To determine the safety and effectiveness of systemic glucocorticoids during ovarian stimulation for IVF and ICSI cycles.
We searched the Cochrane Gynaecology and Fertility Group Specialised Register, the Cochrane Central Register of Studies Online (CRSO), MEDLINE, Embase, CINAHL and PsycINFO from inception to 10 October 2016. We handsearched reference lists of articles, trial registers and relevant conference proceedings and contacted researchers in the field.
We included randomised controlled trials (RCTs) comparing adjuvant treatment with systemic glucocorticoids during ovarian stimulation for IVF or ICSI cycles versus no adjuvant treatment.
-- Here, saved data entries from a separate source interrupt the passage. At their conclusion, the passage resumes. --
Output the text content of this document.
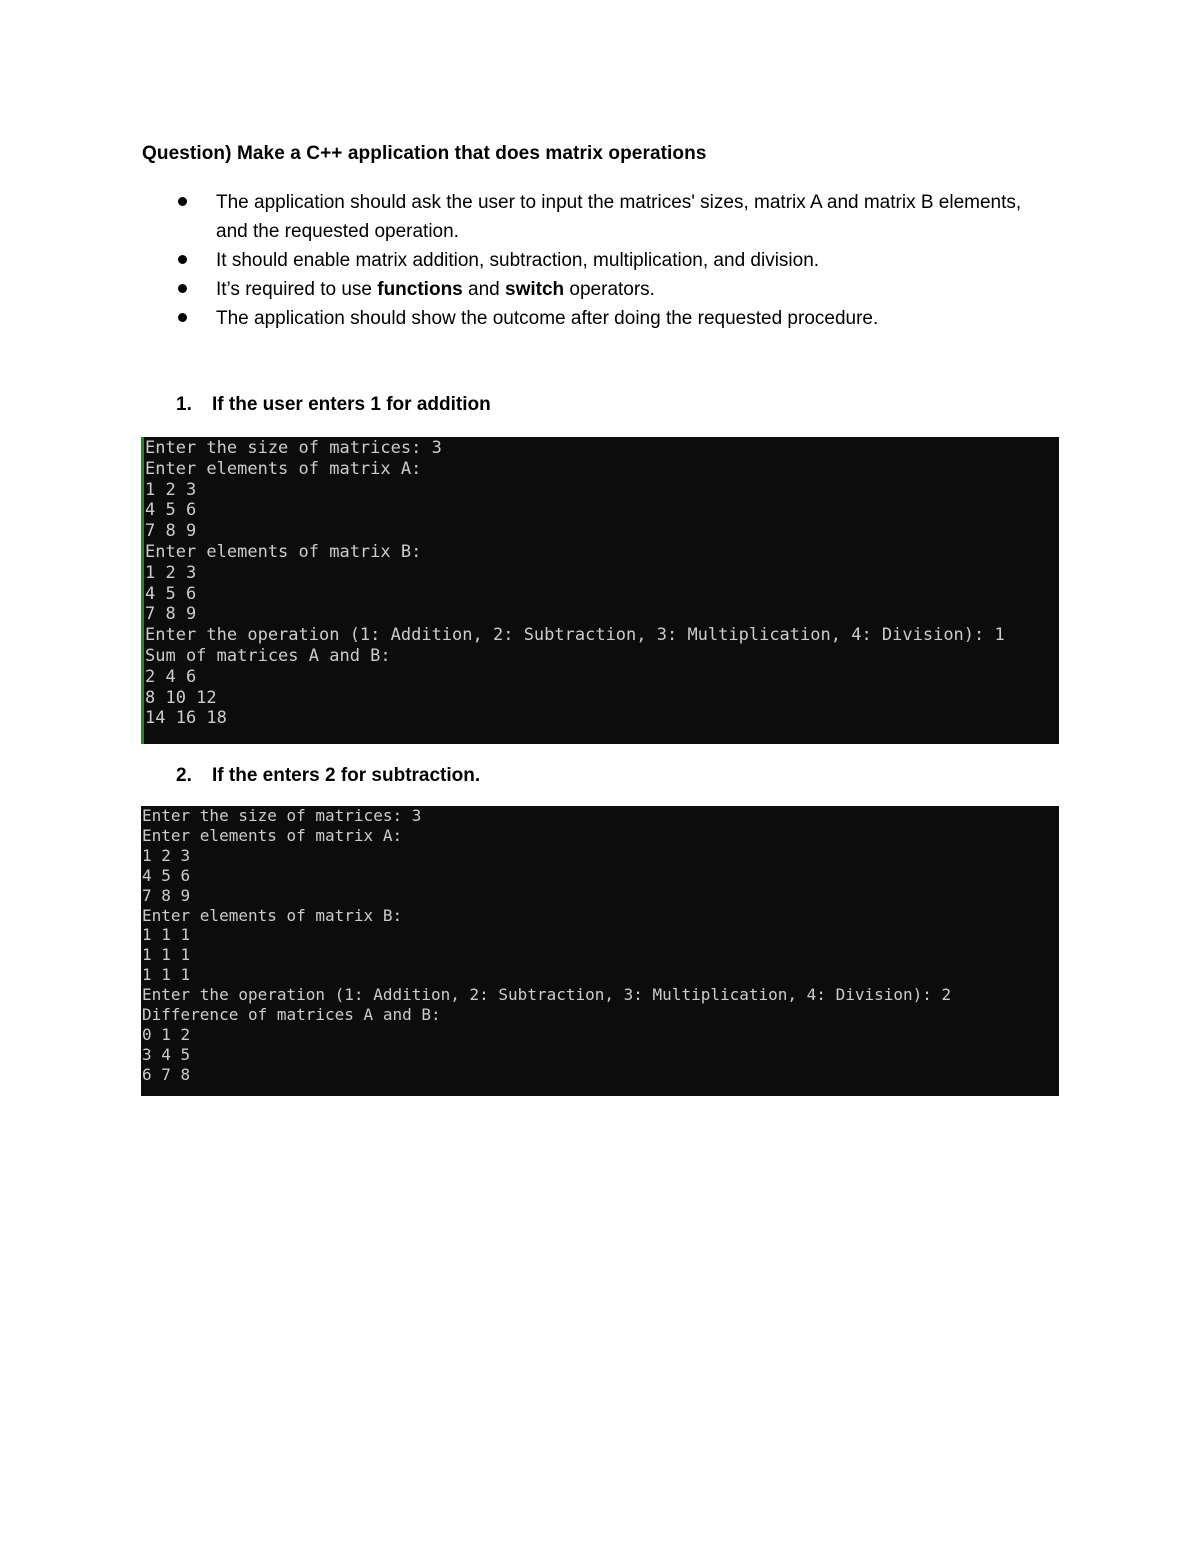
Question) Make a C++ application that does matrix operations
The application should ask the user to input the matrices' sizes, matrix A and matrix B elements,
and the requested operation.
It should enable matrix addition, subtraction, multiplication, and division.
It’s required to use functions and switch operators.
The application should show the outcome after doing the requested procedure.
1. If the user enters 1 for addition
Enter the size of matrices: 3
Enter elements of matrix A:
1 2 3
4 5 6
7 8 9
Enter elements of matrix B:
1 2 3
4 5 6
7 8 9
Enter the operation (1: Addition, 2: Subtraction, 3: Multiplication, 4: Division): 1
Sum of matrices A and B:
2 4 6
8 10 12
14 16 18
2. If the enters 2 for subtraction.
Enter the size of matrices: 3
Enter elements of matrix A:
1 2 3
4 5 6
7 8 9
Enter elements of matrix B:
1 1 1
1 1 1
1 1 1
Enter the operation (1: Addition, 2: Subtraction, 3: Multiplication, 4: Division): 2
Difference of matrices A and B:
0 1 2
3 4 5
6 7 8
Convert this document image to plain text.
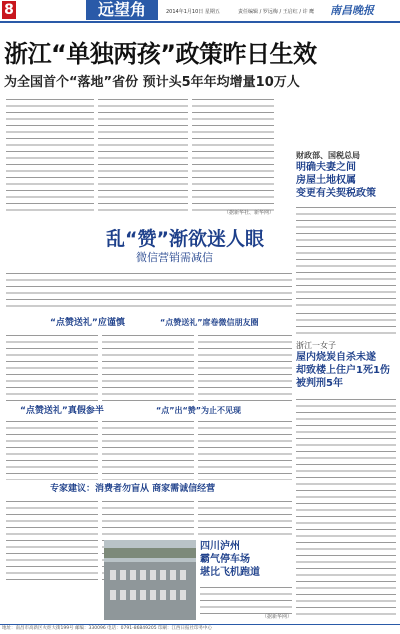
8	远望角	2014年1月10日 星期五	责任编辑 / 罗远梅 / 王启红 / 许 鹰 南昌晚报
浙江“单独两孩”政策昨日生效
为全国首个“落地”省份 预计头5年年均增量10万人
（据新华社、新华网）
财政部、国税总局
明确夫妻之间
房屋土地权属
变更有关契税政策
乱“赞”渐欲迷人眼
微信营销需减信
“点赞送礼”应谨慎	“点赞送礼”席卷微信朋友圈
“点赞送礼”真假参半	“点”出“赞”为止不见现
专家建议：消费者勿盲从 商家需诚信经营
浙江一女子
屋内烧炭自杀未遂
却致楼上住户1死1伤
被判刑5年
四川泸州
霸气停车场
堪比飞机跑道
（据新华网）
地址：南昌市高新区火炬大街199号 邮编：330096 电话：0791-86849205 印刷：江西日报社印务中心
Two review authors independently selected studies, assessed risk of bias and extracted the data. Our primary outcome was live birth. Secondary outcomes included clinical pregnancy, multiple pregnancy, miscarriage, ovarian hyperstimulation syndrome (OHSS) and side-effects. We calculated odds ratios (ORs) with 95% confidence intervals (CIs) and pooled the data using a fixed-effect model. The quality of the evidence was assessed using GRADE methods.
Four RCTs were included in the review (416 women). The trials compared glucocorticoid supplementation during IVF stimulation versus placebo. Two of the studies had data in a form that we could not enter into analysis, so results include data from only two trials (310) women. For the outcome of live birth, data were available for only 212 women, as the larger study had data available from only one study centre.One of the studies gave inadequate description of randomisation methods, but the other was at low risk of bias in all domains. The evidence was rated as low or very low quality for all outcomes, mainly due to imprecision, with low sample sizes and few events.There was insufficient evidence to determine whether there was any difference between the groups in live birth rate (OR 1.08, 95% CI 0.45 to 2.58; 2 RCTs, n = 212, I(2) = 0%, low-quality evidence). Our findings suggest that if the chance of live birth with placebo is assumed to be 15%, the chance following supplementation would be between 7% and 31%. There was no conclusive evidence of a difference in the clinical pregnancy rate (OR 1.69, 95% CI 0.98 to 2.90; 2 RCTs, n = 310, I(2) = 0%, low-quality evidence).The evidence suggests that if the chance of clinical pregnancy with placebo is assumed to be 24%, the chance following treatment with glucocorticoid supplementation would be between 23% and 47%. There was also insufficient evidence to determine whether there was any difference between the groups in multiple-pregnancy rate (OR 3.32 , 95% CI 0.12 to 91.60; 1 RCT , n = 20, very low-quality evidence) or miscarriage rate (OR 1.00, 95% CI 0.05 to 18.57; 1 RCT, n = 20, very low-quality evidence). Neither of the studies reported OHSS or side-effects.
The safety and effectiveness of glucocorticoid administration in women undergoing controlled ovarian hyperstimulation for IVF/ICSI cycles (until the day of oocyte retrieval) is unclear due to the small number of studies and low event rates. Whilst glucocorticoids possible increase the clinical pregnancy rate, there may be little or no impact on live birth rate. More research is needed.